Ouparach of Cambodia
- Reign: 1618–1627
- King: Chey Chettha II

Ouprayorach of Cambodia
- Reign: 1627–1642
- King: Thommo Reachea II Ang Tong Reachea Batom Reachea
- Born: 1577
- Died: 5 January 1642 (aged 64–65)
- Issue: Batom Reachea Barom Reachea V

Names
- Brhat Buddhananatha Samdach Brhat Paramaraja Maha Upayuvaraja Brhat Dharmaya Amachas
- Father: Srei Soriyopear
- Mother: Sri Sujati

= Outey =

Outey (1577 – 5 January 1642) was a Cambodian prince who served as the regent from 1627 to 1642.

Outey was the youngest son of King Soriyopear.
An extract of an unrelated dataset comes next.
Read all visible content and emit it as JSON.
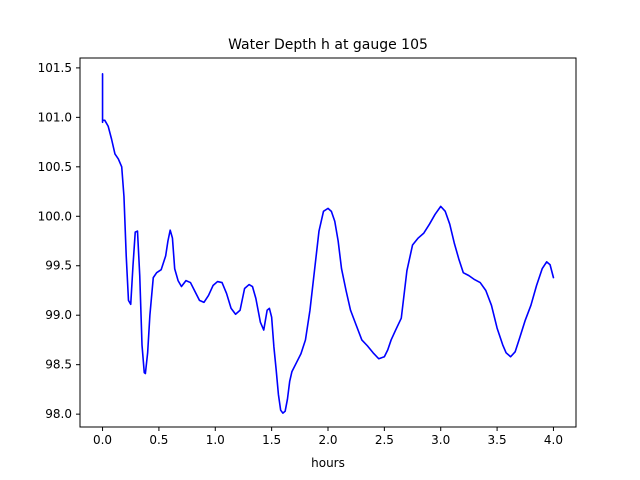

He was appointed the ouparach (heir apparent or viceroy) in 1618. He was appointed the regent after Chey Chettha II's death, assuming the title uprayorach (ឧភយោរាជ), the title usually borne by kings who had abdicated but retained executive powers.

Outey married Princess Ang Vathi, who was the former fiancée of king Thommo Reachea II (Ponhea To). The dissatisfied king rebelled against him but was defeated and executed together with Ang Vathi in 1631. Ang Tong Reachea (Ponhea Nou) was crowned the new king. Ang Tong Reachea died in mysterious circumstances in June 1640. Although Ponhea Chan should be the next king, Outey forced Chan to give the crown to his son Batom Reachea.

With the help of Cham and Malay mercenaries, Chan assassinated Outey on 5 January 1642. In the same time Batom Reachea was away on a hunting trip. Chan captured him and had him executed in Oudong.